Termina el empacho de Halloween y guardo los disfraces de
mis hijos con el pensamiento puesto en la muerte con la que está creciendo esta
generación, una muerte edulcorada, bufa, representación pura. Me pregunto por el
calado en sus pequeños espíritus de tanta gota de pintura roja. La muerte es un
guiño que dura un día al año y se puede guardar en el altillo hasta el año
siguiente. Una sabia bufonada desarrollada por los impulsores del mercado, un
truco-trato para creerse inmortal, para desdeñar la decrepitud, negarla, para
alimentar la insatisfacción de envejecer y lanzarnos con avidez a por nuevas
piezas de recambio.
El verano pasado, en un pueblo perdido de la sierra de
Albarracín, asimilé lo lejos que vivimos ya de la muerte que respiraron
nuestros abuelos.
Era una tarde ociosa como los son todas en Moscardón, la
aldea donde llevamos a los niños para que aprendan a aburrirse, otra dimensión castrada
para ellos. Un par de madres llevamos a las niñas al corral de la abuela
Araceli, la única que aún cría animales en un establo desvencijado que abre la
entrada al pueblo.
Araceli tiene la espalda doblada como un cartabón y cuando
cruza la carretera de madrugada casi no se la ve, oculta bajo un montón de paja
o de bártulos más grandes que ella.
Los ochenta y pico no le han robado la vitalidad ni la
coquetería, trepaba los escalones del gallinero sin vacilar y cuando le pedimos
una foto junto a las niñas, se quitó el mandil sucio que descubrió otro nuevo
mandil de flores, un vértigo de faldones y trapos que ahuyentan el frío de la
sierra y la fragilidad de sus miembros. Se cubría los rizos blancos con un pañuelo y arqueaba las cejas para
subir la mirada, éramos un plano forzado para ella, el trato con sus animales
la ha acostumbrado a comunicarse a ras de suelo.
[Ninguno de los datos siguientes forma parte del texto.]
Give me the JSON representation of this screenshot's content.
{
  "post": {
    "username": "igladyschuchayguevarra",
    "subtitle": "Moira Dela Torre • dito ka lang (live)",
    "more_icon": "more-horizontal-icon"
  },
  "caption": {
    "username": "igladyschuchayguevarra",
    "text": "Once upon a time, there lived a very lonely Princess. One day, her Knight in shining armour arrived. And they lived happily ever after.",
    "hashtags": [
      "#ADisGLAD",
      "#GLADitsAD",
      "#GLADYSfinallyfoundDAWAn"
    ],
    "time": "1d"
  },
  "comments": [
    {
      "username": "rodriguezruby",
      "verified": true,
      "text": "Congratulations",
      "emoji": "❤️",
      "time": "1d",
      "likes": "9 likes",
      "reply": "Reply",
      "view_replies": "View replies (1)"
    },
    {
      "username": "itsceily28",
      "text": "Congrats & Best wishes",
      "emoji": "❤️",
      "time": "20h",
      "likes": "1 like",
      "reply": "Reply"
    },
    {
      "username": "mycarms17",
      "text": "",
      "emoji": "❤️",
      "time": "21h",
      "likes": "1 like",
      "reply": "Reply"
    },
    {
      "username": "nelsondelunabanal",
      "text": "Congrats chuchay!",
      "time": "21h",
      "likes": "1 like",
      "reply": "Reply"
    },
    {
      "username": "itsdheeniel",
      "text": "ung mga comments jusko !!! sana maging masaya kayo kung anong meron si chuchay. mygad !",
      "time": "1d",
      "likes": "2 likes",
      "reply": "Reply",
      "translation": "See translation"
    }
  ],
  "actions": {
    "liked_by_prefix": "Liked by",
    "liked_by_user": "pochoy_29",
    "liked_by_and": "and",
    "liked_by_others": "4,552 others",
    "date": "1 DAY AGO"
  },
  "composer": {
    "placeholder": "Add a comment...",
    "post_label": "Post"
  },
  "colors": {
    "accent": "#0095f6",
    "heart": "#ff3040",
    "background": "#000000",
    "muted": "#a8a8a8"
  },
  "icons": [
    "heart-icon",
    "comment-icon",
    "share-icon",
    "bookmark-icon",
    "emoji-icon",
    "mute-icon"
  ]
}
No ha conocido otra vida que esta y contagiaba el entusiasmo
de quien sabe cuál es su sitio en el mundo, sin un asomo de duda. “Me dicen que
por qué sigo trabajando, pero es que yo quiero a mis animalicos, si tengo que
quitarme de comer me quito antes que ellos”.
Las niñas ya llenaban el corral de risas y de carreras en
ráfaga como las mismas gallinas, en un juego de espejos donde se hacía
imposible el contacto. “¿Dónde está el gallo?”, preguntaba Rocío, y entonces
supimos que gallo no había porque “las mundea y se las lleva a los piazos”.
Ovejas tuvo hasta quinientas, pero ya quedaban menos de treinta.
En el corral mantenía encerrada a una con el “cerebro seco que se me quedó
ciega”, y ese posesivo delataba que nos estaba hablando de su familia extensa.
Cuando tocaba conocer a los corderos, nos abrió el portalón del establo grande
y un revuelo de palomas recibió nuestras pupilas ciegas. Al rato, cuando nos
habíamos hecho a la penumbra y al olor del sulfato, alguien descubrió un huevo
de paloma caído del nido “con su criatura dentro”. Las niñas abrieron mucho los
ojos, Rocío se atrevió a cogerlo pero disimulaba mal su turbación, “ahora no
podrá pensar, ni hablar…”, dijo. En ese momento anticipé la colisión que iban a
sufrir pronto las pequeñas, había cuatro corderos tiernos que correteaban ya
bajo la luz enclenque de una bombilla y las niñas se embelesaban detrás de un
somier viejo donde las había colocado la abuela Araceli, “no entréis porque se
encienden y dan mala carne, en una semana tengo que matar a éste que me lo ha
encargado la Encarna”.
El revuelo de las niñas cesó, todas callaron con sus manitas
agarradas al metal oxidado, una madre irrumpió con el flash de su cámara e
intentó arrancarles una sonrisa, todos deseábamos cambiar de tema. Sin embargo,
la charla de Araceli continuaba con la naturalidad de un arroyo, “tenemos que
comer, mi hijica, o nosotros o ellos”. Y en ese instante pude palpar el abismo
entre los cinco de mi hija y los ochenta y pico de esta mujer: convive desde
niña con la muerte, la está esperando entre los muros de adobe, bajo las capas
de su mandil, como quisiéramos esperarla todos, embriagada por el revuelo de un
rebaño manso alrededor de ella. Adiviné que su mirada viva no se dejaría empañar
ni un instante, menos aún con la muerte.
Su últimos ojos serán idénticos a los que nos reciben cada
año, translúcidos, serenos, satisfechos.